As we track towards September, the Association continues on with its work and in both good health and spirit. The RMLA Executive met again with the Ministry for the Environment on 21 March, discussing among other things the Ministry’s contribution to the forthcoming conference, along with a planned road show training series promoted jointly between the Ministry, RMLA and NZPI regarding the new section 32 requirements.
We were introduced to the Ministry’s Water Directorate headed by Catherine Neill. Catherine explained that she oversees some 50 staff across 8 teams within the directorate (one of two within the Ministry), testament to the significance placed by central government on fresh water management.
In February, Maree Baker-Galloway and I attended the second annual Academic Symposium at Victoria University and enjoyed a stimulating range of presentations from leading academics throughout New Zealand, as well as from Professor David Hodas, Widener University (Wilmington, Delaware). The third Academic Symposium, promoted through the Association’s Academic Advisory Group, will take place as an adjunct to the conference in Dunedin. We thank Nicola Wheen (Otago University) for assuming the role as convenor of this important group operating within the RMLA umbrella.

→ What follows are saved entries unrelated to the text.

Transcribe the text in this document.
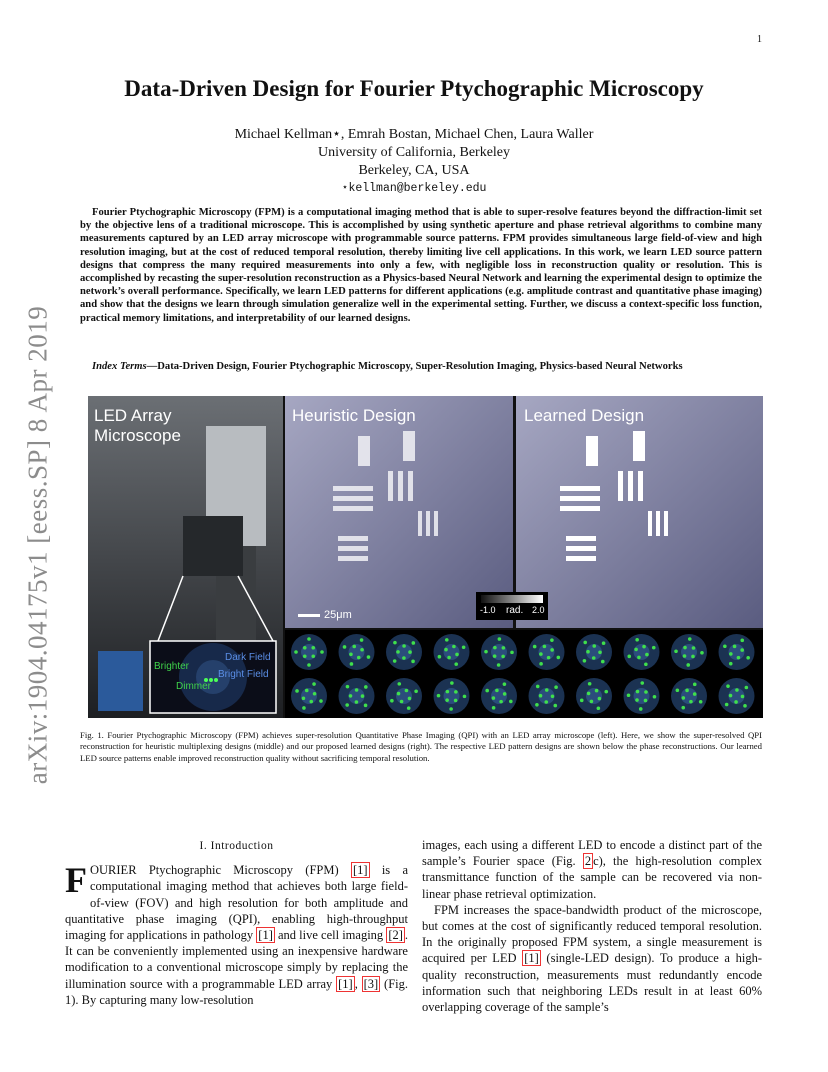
1
arXiv:1904.04175v1 [eess.SP] 8 Apr 2019
Data-Driven Design for Fourier Ptychographic Microscopy
Michael Kellman⋆, Emrah Bostan, Michael Chen, Laura Waller
University of California, Berkeley
Berkeley, CA, USA
⋆kellman@berkeley.edu
Fourier Ptychographic Microscopy (FPM) is a computational imaging method that is able to super-resolve features beyond the diffraction-limit set by the objective lens of a traditional microscope. This is accomplished by using synthetic aperture and phase retrieval algorithms to combine many measurements captured by an LED array microscope with programmable source patterns. FPM provides simultaneous large field-of-view and high resolution imaging, but at the cost of reduced temporal resolution, thereby limiting live cell applications. In this work, we learn LED source pattern designs that compress the many required measurements into only a few, with negligible loss in reconstruction quality or resolution. This is accomplished by recasting the super-resolution reconstruction as a Physics-based Neural Network and learning the experimental design to optimize the network’s overall performance. Specifically, we learn LED patterns for different applications (e.g. amplitude contrast and quantitative phase imaging) and show that the designs we learn through simulation generalize well in the experimental setting. Further, we discuss a context-specific loss function, practical memory limitations, and interpretability of our learned designs.
Index Terms—Data-Driven Design, Fourier Ptychographic Microscopy, Super-Resolution Imaging, Physics-based Neural Networks
LED Array
Microscope
Heuristic Design	Learned Design
25μm	-1.0 rad. 2.0
Dark Field
Bright Field
Brighter
Dimmer
Fig. 1. Fourier Ptychographic Microscopy (FPM) achieves super-resolution Quantitative Phase Imaging (QPI) with an LED array microscope (left). Here, we show the super-resolved QPI reconstruction for heuristic multiplexing designs (middle) and our proposed learned designs (right). The respective LED pattern designs are shown below the phase reconstructions. Our learned LED source patterns enable improved reconstruction quality without sacrificing temporal resolution.
I. Introduction
FOURIER Ptychographic Microscopy (FPM) [1] is a computational imaging method that achieves both large field-of-view (FOV) and high resolution for both amplitude and quantitative phase imaging (QPI), enabling high-throughput imaging for applications in pathology [1] and live cell imaging [2] . It can be conveniently implemented using an inexpensive hardware modification to a conventional microscope simply by replacing the illumination source with a programmable LED array [1] , [3] (Fig. 1). By capturing many low-resolution
images, each using a different LED to encode a distinct part of the sample’s Fourier space (Fig. 2 c), the high-resolution complex transmittance function of the sample can be recovered via non-linear phase retrieval optimization.
FPM increases the space-bandwidth product of the microscope, but comes at the cost of significantly reduced temporal resolution. In the originally proposed FPM system, a single measurement is acquired per LED [1] (single-LED design). To produce a high-quality reconstruction, measurements must redundantly encode information such that neighboring LEDs result in at least 60% overlapping coverage of the sample’s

I am currently working my way round the North Island contacting the Regional Branch Chairs and in that context, would like to welcome aboard the joint Wellington co-chairs, Nicky McIndoe (Kensington Swan) and Maia Wikaira (Kahui Legal), and in Christchurch, new Chair, Gerard Cleary (Anthony Harper), and thank them for taking on that role.
Our next National Committee meeting is in Tauranga, when we will also meet with the local branch committee to commission planning for the 2015 conference. On the agenda at that meeting will be the sponsorship review paper that Kate Barry-Piceno has prepared, along with a report from Andy Carr regarding guidance frameworks for promoting the young RMLA initiative within the Association. A further initiative we are advancing is to maintain a broad ranging membership with a healthy degree of industry and engineer participation. You may be interested to know that lawyers make up roughly 30% of the RMLA membership, and planners another 30% – suggesting some measure of balance as things stand, i.e. 30-40% of RMLA members are (fortunately I hear you say) neither planners nor lawyers.
In mid April, the Executive will meet with the Executive of the New Zealand Planning Institute to discuss matters of mutual interest and promote coordination and awareness of our respective activities across the two entities.
Might I conclude with an acknowledgement of the passing of an environmental law giant, Professor Joseph Sax. Professor Sax was instrumental in the very genesis of the RMLA, presenting an address to an International Conference on Environmental Law in Sydney in June 1989 called “The Law of a Liveable Planet” that inspired our founders to form the Association as a counterpart to its Australian equivalents. He also presented one of the more exceptional keynote addresses I have witnessed, regarding water management at the RMLA Dunedin conference in 2009. Professor Sax spoke of the need for flexibility and responsiveness in any water management framework, where rights of allocation and use are tempered to cater for the public good needs to which water must be applied, and that should in event of conflict, prevail.